I am given the following information:
Let v = (r, s, t) be a fixed vector in $\mathbb R^3$, and let C: $\mathbb R^3$-> $\mathbb R^3$, C(x) = v × x
I already proved that C is linear. Now, using the fact that C is linear and properties of the cross product, I am asked to show that
- T(x) = x × v is also linear
- Let v = (1, 2, -1). From properties of cross product infer the null space, column space, and rank of [C]
My attempt:
I know that a cross product in reverse order is just the negative of the original cross product, i.e, the cross product is anti-commutative. Is this information enough to conclude that T is linear? i.e., is it that simple?
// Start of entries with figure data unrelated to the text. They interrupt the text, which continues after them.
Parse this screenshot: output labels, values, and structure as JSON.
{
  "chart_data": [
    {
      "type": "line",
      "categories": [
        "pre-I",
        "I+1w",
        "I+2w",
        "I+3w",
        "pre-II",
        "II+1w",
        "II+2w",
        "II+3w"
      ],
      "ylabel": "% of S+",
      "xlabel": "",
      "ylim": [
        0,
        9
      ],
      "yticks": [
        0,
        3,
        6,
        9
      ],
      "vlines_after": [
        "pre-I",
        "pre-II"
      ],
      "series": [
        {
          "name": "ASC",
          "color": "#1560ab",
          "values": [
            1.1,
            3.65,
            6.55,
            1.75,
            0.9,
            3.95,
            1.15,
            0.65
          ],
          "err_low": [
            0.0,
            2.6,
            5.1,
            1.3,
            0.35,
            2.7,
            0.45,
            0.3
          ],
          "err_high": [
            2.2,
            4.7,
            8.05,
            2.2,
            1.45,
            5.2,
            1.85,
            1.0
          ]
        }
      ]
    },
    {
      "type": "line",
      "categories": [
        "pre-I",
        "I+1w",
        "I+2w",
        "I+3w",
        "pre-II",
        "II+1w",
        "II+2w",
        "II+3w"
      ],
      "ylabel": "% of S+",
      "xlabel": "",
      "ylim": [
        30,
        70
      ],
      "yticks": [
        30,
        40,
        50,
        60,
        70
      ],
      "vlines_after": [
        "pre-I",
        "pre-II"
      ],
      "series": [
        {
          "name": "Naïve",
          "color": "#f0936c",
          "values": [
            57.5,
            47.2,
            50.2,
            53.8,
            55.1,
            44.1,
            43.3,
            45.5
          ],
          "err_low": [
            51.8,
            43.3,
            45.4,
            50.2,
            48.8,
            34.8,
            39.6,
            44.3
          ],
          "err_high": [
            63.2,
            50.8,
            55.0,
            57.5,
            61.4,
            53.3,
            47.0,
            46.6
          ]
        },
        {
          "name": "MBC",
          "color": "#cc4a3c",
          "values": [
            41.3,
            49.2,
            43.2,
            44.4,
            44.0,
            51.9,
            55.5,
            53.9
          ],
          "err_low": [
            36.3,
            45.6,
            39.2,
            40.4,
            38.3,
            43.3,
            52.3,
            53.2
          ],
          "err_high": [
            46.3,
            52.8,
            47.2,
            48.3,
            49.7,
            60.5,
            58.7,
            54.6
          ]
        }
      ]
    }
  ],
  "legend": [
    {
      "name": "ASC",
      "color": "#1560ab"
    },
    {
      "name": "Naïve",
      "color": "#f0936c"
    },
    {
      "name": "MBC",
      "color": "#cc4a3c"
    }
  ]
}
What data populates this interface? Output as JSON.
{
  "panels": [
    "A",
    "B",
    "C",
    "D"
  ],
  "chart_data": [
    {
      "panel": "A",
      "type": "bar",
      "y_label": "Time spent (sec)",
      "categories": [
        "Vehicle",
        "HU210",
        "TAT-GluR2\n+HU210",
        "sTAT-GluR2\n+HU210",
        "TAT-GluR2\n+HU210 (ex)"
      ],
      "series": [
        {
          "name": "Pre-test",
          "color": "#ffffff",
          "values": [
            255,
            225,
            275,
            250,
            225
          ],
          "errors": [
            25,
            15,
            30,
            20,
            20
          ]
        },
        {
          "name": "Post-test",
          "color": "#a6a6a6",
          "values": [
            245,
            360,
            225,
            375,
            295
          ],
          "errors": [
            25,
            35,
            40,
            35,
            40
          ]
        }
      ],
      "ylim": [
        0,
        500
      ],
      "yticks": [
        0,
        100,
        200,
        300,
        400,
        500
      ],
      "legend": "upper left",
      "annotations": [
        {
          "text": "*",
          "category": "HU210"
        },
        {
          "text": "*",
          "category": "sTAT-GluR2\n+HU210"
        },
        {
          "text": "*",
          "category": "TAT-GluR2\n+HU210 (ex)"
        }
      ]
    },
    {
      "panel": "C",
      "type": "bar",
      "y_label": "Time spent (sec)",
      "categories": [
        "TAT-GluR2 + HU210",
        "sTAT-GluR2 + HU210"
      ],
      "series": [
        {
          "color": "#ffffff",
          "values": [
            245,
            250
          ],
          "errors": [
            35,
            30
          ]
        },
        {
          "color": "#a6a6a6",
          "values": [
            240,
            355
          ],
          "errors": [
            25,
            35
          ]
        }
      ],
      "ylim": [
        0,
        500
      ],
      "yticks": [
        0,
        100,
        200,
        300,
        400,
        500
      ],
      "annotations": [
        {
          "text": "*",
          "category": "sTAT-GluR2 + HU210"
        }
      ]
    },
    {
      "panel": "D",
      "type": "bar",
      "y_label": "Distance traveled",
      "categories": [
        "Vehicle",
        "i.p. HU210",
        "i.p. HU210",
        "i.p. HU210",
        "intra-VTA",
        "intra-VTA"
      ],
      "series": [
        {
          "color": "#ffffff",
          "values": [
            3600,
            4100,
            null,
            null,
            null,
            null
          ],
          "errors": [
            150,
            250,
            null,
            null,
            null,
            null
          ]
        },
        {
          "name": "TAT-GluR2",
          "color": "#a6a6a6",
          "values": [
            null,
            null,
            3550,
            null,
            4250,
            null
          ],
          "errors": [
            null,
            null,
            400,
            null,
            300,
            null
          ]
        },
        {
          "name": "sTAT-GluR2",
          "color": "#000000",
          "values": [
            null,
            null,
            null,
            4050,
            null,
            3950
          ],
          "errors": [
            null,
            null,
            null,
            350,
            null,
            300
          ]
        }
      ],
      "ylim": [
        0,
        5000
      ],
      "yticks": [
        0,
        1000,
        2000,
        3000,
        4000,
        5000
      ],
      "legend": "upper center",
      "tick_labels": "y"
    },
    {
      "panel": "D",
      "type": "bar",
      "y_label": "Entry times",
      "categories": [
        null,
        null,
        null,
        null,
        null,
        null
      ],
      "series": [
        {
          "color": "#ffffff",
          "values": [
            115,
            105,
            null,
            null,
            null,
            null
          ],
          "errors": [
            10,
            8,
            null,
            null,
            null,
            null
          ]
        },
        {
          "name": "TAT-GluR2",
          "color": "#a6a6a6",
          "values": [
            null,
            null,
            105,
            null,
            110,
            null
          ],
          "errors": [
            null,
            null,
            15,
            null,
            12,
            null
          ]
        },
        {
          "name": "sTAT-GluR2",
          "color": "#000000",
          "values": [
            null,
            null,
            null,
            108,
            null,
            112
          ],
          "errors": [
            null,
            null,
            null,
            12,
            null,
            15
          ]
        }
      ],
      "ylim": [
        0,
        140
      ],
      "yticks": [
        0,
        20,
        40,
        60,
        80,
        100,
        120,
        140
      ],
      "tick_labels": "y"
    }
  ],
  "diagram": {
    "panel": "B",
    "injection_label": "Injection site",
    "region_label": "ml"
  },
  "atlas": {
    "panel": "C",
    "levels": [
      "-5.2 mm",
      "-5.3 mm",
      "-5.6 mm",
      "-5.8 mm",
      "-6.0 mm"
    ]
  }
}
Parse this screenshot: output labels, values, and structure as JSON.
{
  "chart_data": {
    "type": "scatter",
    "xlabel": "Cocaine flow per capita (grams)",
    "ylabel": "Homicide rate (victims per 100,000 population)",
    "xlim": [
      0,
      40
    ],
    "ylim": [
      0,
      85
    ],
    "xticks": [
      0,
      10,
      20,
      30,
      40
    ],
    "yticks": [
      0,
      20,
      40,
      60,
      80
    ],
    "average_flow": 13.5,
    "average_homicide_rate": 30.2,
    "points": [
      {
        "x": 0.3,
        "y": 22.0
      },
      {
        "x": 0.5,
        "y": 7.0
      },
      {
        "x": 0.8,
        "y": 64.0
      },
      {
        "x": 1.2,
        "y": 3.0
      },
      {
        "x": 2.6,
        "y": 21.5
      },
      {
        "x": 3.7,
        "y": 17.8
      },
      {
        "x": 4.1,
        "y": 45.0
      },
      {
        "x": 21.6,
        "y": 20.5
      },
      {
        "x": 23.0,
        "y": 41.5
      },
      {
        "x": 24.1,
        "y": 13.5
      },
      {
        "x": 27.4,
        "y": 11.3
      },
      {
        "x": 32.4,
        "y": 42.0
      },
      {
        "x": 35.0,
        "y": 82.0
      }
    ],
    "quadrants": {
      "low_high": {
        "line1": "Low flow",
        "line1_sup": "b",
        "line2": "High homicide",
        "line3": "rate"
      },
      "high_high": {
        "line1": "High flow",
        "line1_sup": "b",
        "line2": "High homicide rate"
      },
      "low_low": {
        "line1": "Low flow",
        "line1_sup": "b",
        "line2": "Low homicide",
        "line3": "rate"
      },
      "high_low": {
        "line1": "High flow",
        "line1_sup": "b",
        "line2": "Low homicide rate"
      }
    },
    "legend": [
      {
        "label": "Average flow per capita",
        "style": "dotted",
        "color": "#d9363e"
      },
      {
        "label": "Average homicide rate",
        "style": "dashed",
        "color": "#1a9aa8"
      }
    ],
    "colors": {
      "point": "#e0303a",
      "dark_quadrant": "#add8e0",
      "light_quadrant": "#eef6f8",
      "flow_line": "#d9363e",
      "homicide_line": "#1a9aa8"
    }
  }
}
As for the second part, I obtained the matrix for [C], but from there I'm lost. I am able to obtain the null space, column space, and rank of [C] by using row reduction of [C], but unfortunately they need it to be done using the properties of cross product.
Thank you for any help
You are right; the negative of a linear transformation is negative. Indeed, since $T(x)=-C(x)$ and $C(x)$ is linear we have $$T(x+y)=-C(x+y)=-[C(x)+C(y)]=-C(x)-C(y)=T(x)+T(y)$$ and $$T(cx)=-C(cx)=-cC(x)=cT(x)$$
The null space is the set of vectors whose cross product with $v$ is $\vec{0}$. You may have learned that the cross product of two vectors is $\vec{0}$ iff they are parallel. Therefore the null space is the set of all vectors parallel to $v$, which you can think of as all the vectors $c\langle 1,2,-1\rangle$ for $c$ any real number. The column space, or image, is the set of all vectors that can be expressed in the form $v\times x$ for some $x$. For this I would use the fact that the cross product of two vectors is perpendicular to both of them. Therefore the vectors that can't be expressed in that form are ones which are not perpendicular to $v$. Can you conclude?
Note that by Rank-Nullity Theorem the rank of $[C]$ is $2$ since we have shown the null space to have dimension $1$.